I’m building an application that will receive inventory against a PO. This is far more complex than the typical CRUD model seen in many Grails examples. Naturally, I chose to put all the business logic for this transaction into a service. In a nutshell, my service takes the PO number, item number, and quantity, and then updates the receipt quantity on the PO, creates an inventory record, creates a history record of the inventory creation, generates a receipt transaction for the host system, and so on… This is all something I want to occur in a transaction. If any step fails, I want to roll it all back. A half baked transaction here, would be a bad thing.
A Grails service seemed perfect for this. By default services are created as singletons, and the Spring framework is used to manage transactions. A runtime exception anywhere in the method will rollback the transaction. I like this concept because it leaves the service loosely coupled. I can call it from anything. A web form via a controller, or maybe have another service for processing messages off a JMS queue.
So I built my service as describe above. Like a good Grails developer it was complete with unit tests and integration tests. Everything was working well with the my service to receive inventory against a PO.
I hadn’t worked with WebFlows before, but they seemed like the ideal candidate for my web application. My application is for a mobile device for a person on the warehouse floor to receive inventory against a PO. They will need to enter their location, then the PO, then the item to receive. From here I want to show them a description of the item, and allow entry of the quantity, status, and license plate (A unique id for a pallet or carton). After receiving an item, go back and enter another item number for another receipt on the current PO.
It was a piece of cake to wire up my application flow using Grails webflows. Under the covers Grails is using Spring’s webflows. The Grails DSL makes things very easy.
And then my headaches started. Every time my webflow touched a domain object, I’d get serialization errors. This really threw me for a loop, because I was not trying to store any of the domain objects into the flow scope. It would have made sense to me if I was trying to store the domain object into the flow scope. Ugh. I really did not want to go back and make ALL of my domain objects serializable to work around this ‘feature’. Plus, if you are using custom validations in your domains (as I found by accident), you cannot serialize the domain object. Groovy objects with closures (aka custom validator), cannot be serialized.
To make a long story short, I stumbled across a post by Ian Roberts explaining the Hibernate cache for your session is serialized in the Spring webflow. As a solution, Ian recommended to call the .discard() method on any domain object you worked with. The problem I ran into, is when you invoked a service, the service could leave objects in the Hibernate cache. Now being the lazy developer that I am, I really did not want to modify all my services to make sure every domain object was either serializable or had the discard method called. Plus that solution is just plan ugly. I just saw a future of headaches, because someone forgot to call the discard method.
Actually, there is an easy solution for this. In your service you just need to get a hold of your hibernate session, and call the clear method on it. Do this as the last step in your webflow, and all is good.
Now, onto the next problem. Web Flows will also want to serialize your service. According to the Grails documentation, you need to set the scope of your service to ‘flow’, and manually manage your own transactions. Grumble. This is not what I want. I do not want a tight coupling between my Web Flow controller and my service. My service should be, well a Service!

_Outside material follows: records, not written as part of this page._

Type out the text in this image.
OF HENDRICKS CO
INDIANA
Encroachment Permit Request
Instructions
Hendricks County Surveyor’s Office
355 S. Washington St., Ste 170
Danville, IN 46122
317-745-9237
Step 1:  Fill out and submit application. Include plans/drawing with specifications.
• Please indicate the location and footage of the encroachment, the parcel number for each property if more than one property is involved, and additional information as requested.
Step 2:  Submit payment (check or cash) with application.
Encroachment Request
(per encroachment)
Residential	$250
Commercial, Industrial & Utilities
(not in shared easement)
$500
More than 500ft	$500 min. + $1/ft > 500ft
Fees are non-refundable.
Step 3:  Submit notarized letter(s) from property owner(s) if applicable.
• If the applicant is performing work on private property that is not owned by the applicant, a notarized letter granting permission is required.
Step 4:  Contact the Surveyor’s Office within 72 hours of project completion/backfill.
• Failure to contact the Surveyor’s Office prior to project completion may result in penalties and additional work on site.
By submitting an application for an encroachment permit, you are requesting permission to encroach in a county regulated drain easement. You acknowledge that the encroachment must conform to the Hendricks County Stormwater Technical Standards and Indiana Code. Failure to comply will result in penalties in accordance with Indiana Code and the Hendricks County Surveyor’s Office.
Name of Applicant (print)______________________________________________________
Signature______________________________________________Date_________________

Transient is your friend. My workaround here was to mark the service property in the Web Flow controller as transient. Now, this property will not be serialized. So far, this seems to be working well for me. Although, I still want to test rollbacks further.

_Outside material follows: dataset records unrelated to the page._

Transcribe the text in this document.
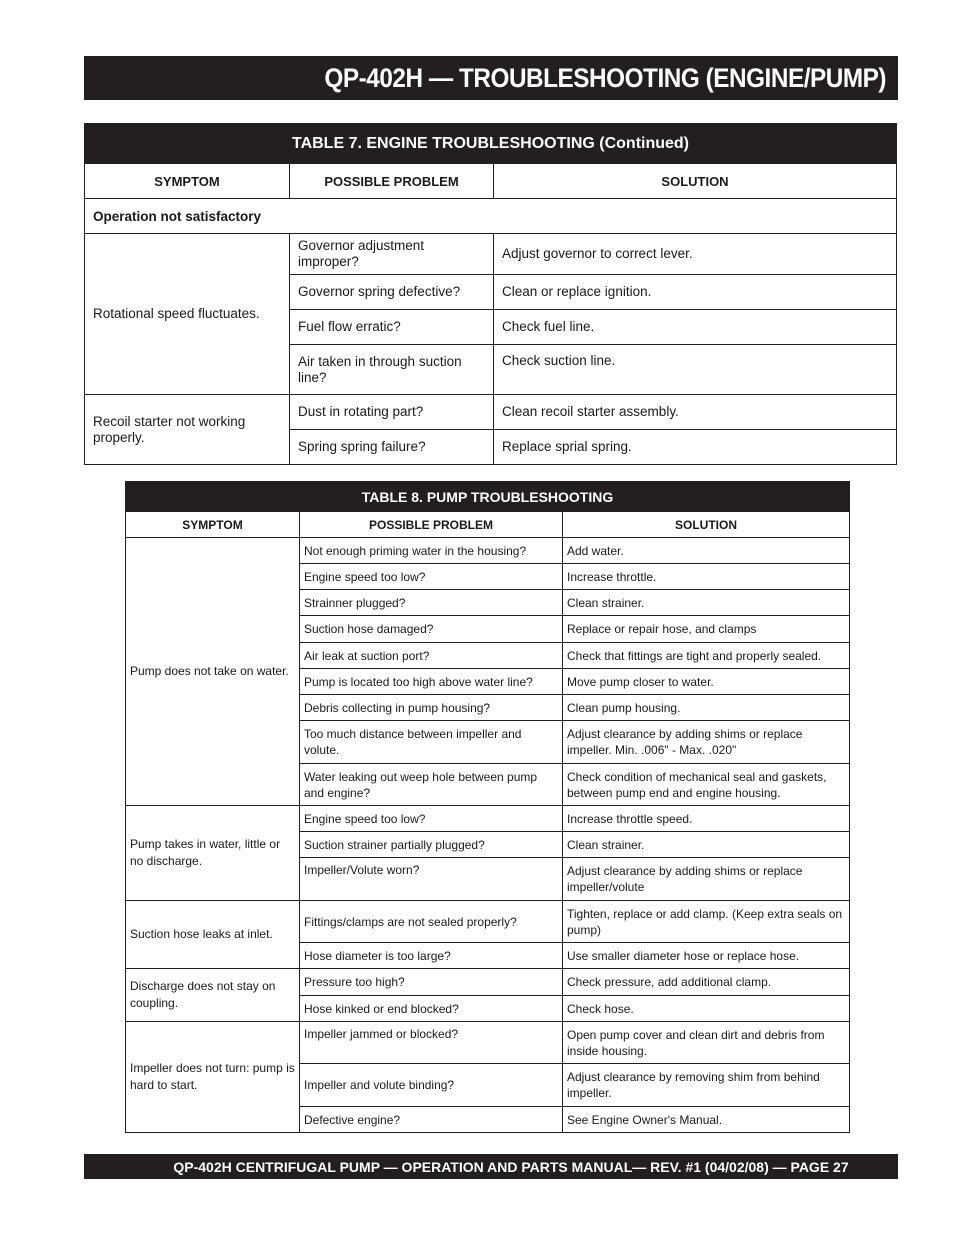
QP-402H — TROUBLESHOOTING (ENGINE/PUMP)
TABLE 7. ENGINE TROUBLESHOOTING (Continued)		
SYMPTOM	POSSIBLE PROBLEM	SOLUTION
Operation not satisfactory		
Rotational speed fluctuates.	Governor adjustment improper?	Adjust governor to correct lever.
	Governor spring defective?	Clean or replace ignition.
	Fuel flow erratic?	Check fuel line.
	Air taken in through suction line?	Check suction line.
Recoil starter not working properly.	Dust in rotating part?	Clean recoil starter assembly.
	Spring spring failure?	Replace sprial spring.
TABLE 8. PUMP TROUBLESHOOTING		
SYMPTOM	POSSIBLE PROBLEM	SOLUTION
Pump does not take on water.	Not enough priming water in the housing?	Add water.
	Engine speed too low?	Increase throttle.
	Strainner plugged?	Clean strainer.
	Suction hose damaged?	Replace or repair hose, and clamps
	Air leak at suction port?	Check that fittings are tight and properly sealed.
	Pump is located too high above water line?	Move pump closer to water.
	Debris collecting in pump housing?	Clean pump housing.
	Too much distance between impeller and volute.	Adjust clearance by adding shims or replace impeller. Min. .006" - Max. .020"
	Water leaking out weep hole between pump and engine?	Check condition of mechanical seal and gaskets, between pump end and engine housing.
Pump takes in water, little or no discharge.	Engine speed too low?	Increase throttle speed.
	Suction strainer partially plugged?	Clean strainer.
	Impeller/Volute worn?	Adjust clearance by adding shims or replace impeller/volute
Suction hose leaks at inlet.	Fittings/clamps are not sealed properly?	Tighten, replace or add clamp. (Keep extra seals on pump)
	Hose diameter is too large?	Use smaller diameter hose or replace hose.
Discharge does not stay on coupling.	Pressure too high?	Check pressure, add additional clamp.
	Hose kinked or end blocked?	Check hose.
Impeller does not turn: pump is hard to start.	Impeller jammed or blocked?	Open pump cover and clean dirt and debris from inside housing.
	Impeller and volute binding?	Adjust clearance by removing shim from behind impeller.
	Defective engine?	See Engine Owner's Manual.
QP-402H CENTRIFUGAL PUMP — OPERATION AND PARTS MANUAL— REV. #1 (04/02/08) — PAGE 27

Here is a quick example of my work arounds:
class FooController {
def transient myService
def transient sessionFactory
def someFlow {
on "someEvent" {
myService.someMethod()
. . .
sessionFactory.currentSession.clear()
}.to "nextState"
You can see myService and sessionFactory are marked as transient. At run time these will be injected for you by Spring (as is normally done in Grails). Via the sessionFactory object, we can get our current Hibernate session and clear the cache. Now, all will be happy.